Okay, I do.
But I think I'm justified, at least in the case of the errant apostrophe.
I'm not going to complain too heartily about bloggers who put the darned thing where it shouldn't go, and who leave it out of crucial positions. I probably should, but blogging is so off-the-cuff that I often make errors, myself, and don't catch them until I've re-read them a week later. Blogging is public diary writing, occasionally with a purpose. In many cases, it's also a verbal sparring arena, in which you're allowed to get rough with words.
But last night, I saw a wandering apostrophe make its way into inappropriate position, in the midst of a professionally-produced television commercial. This was not some ad scrabbled together by the sales department of the local television station, or even by a community college student working toward an associate's degree in video graphics. The advertisement featured high-end(ish) computer graphics and professional models in quality, fashionable clothing, for a respectable (?!) department store.
On the layer-upon-layer of supposed sale catalogs from other stores, Gordmans (no apostrophe) discount department store chain has labeled the competitors' flyers as "THEIR'S".

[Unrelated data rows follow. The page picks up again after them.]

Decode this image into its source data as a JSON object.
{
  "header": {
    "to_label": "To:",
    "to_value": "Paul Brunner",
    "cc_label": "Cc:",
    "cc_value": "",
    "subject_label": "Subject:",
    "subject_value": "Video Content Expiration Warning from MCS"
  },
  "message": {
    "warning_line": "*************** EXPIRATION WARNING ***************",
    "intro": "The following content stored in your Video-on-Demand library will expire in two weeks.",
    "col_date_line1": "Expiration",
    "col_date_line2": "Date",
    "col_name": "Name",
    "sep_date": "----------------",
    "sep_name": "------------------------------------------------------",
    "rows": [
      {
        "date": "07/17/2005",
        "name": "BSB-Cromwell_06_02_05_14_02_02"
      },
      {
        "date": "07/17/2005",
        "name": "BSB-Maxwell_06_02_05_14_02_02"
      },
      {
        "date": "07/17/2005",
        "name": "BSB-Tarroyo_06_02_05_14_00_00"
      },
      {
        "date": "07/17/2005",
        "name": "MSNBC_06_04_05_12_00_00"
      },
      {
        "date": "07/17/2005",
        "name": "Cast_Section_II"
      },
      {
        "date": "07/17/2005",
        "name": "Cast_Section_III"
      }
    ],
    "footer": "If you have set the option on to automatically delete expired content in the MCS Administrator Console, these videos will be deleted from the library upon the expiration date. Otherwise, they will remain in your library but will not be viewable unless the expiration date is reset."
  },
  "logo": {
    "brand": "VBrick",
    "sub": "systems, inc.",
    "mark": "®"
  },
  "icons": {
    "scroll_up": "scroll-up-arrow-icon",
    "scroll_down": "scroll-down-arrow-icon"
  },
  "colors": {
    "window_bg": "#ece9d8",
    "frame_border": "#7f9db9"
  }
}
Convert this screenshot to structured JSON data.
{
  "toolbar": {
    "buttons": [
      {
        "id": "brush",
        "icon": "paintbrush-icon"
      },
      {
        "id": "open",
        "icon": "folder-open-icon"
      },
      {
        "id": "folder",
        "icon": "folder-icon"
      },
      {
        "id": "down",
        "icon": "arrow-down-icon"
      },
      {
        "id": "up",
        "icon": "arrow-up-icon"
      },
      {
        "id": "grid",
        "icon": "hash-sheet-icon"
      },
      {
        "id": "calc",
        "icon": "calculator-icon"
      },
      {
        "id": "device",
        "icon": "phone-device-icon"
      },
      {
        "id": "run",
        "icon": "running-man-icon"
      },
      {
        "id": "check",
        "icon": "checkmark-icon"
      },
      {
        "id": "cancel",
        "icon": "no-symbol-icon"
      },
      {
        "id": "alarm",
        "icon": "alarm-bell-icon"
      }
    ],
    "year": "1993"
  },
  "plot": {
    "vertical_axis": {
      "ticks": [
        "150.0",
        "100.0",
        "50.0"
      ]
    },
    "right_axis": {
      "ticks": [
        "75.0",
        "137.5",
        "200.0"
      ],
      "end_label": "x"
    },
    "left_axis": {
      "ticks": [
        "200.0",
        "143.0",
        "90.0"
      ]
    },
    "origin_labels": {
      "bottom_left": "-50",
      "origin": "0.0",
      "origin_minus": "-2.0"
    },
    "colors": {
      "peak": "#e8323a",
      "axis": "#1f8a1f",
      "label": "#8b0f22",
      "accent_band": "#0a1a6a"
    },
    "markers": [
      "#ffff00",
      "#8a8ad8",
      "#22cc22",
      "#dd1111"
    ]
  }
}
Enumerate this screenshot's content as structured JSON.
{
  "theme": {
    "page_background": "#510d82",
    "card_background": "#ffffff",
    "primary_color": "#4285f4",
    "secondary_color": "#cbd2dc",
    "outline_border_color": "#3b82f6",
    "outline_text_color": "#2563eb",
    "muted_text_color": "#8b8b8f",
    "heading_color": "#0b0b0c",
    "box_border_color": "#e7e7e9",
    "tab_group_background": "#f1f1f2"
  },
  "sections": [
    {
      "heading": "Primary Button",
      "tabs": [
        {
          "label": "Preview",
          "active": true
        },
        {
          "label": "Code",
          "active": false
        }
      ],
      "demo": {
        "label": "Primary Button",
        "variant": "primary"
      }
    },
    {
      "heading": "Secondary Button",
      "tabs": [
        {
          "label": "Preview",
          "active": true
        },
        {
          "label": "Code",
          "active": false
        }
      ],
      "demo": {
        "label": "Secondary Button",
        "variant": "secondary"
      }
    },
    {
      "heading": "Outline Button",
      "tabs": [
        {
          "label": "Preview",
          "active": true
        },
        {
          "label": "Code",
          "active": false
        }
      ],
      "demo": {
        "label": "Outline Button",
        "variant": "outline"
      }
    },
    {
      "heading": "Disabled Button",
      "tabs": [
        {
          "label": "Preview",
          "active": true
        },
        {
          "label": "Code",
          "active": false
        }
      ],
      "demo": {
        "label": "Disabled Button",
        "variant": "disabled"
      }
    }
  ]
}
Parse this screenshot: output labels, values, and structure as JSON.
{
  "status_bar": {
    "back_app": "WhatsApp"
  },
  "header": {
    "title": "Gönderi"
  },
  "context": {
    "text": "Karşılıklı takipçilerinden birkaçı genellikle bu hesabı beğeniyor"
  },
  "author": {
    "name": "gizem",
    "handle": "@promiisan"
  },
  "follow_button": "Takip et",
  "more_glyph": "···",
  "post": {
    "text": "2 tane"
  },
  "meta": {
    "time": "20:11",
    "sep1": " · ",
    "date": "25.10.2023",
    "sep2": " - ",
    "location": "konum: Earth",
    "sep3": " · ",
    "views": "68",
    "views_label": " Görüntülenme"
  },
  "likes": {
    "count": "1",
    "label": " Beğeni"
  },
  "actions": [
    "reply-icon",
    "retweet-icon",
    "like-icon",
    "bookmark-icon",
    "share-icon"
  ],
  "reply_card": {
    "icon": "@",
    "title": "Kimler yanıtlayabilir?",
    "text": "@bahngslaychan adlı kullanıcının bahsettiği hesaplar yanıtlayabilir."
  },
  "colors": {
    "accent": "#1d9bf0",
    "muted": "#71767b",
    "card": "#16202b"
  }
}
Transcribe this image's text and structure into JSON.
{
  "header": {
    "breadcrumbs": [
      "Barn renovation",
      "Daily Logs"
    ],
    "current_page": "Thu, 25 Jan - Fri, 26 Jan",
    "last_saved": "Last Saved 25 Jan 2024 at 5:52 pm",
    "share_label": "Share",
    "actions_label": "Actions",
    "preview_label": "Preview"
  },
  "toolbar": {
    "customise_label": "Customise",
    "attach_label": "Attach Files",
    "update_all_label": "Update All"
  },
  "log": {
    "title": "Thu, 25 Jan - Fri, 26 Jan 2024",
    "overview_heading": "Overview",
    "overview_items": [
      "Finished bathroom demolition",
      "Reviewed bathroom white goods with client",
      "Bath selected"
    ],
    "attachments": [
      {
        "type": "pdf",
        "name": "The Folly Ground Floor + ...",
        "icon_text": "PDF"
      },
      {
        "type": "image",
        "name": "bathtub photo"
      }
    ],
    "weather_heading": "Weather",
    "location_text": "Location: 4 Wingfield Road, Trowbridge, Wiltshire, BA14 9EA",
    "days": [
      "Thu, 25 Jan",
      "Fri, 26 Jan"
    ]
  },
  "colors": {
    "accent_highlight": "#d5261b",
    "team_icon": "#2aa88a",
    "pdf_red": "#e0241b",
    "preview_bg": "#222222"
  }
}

I suppose if one has chosen to eschew an apostrophe in one's own business name, one might have no understanding of where it might go in other applications, such as with pronouns. But a simple rule might be applied -- a rule even the least linguistically adept blogger among us might be able to recall:
Possessive Pronouns show ownership and never need apostrophes.
If you're still not sure what this means, pretend there is a masculine gender to the object in question. If the chosen pronoun ("she", "it", "they") can be replaced by "he is" or "he has", it is not possessive, and asks for an apostrophe ("she is"= "she's"). If the article is replaceable by "his"... no apostrophe belongs. So, "their's" is comparable to "hi's". "Their's" is not a word. It is faulty communication.
Also, then, "it's" equals "it is", and not "something belonging to it".
When it comes to the apostrophe accompanying a pronoun, it's not that difficult to remember its status.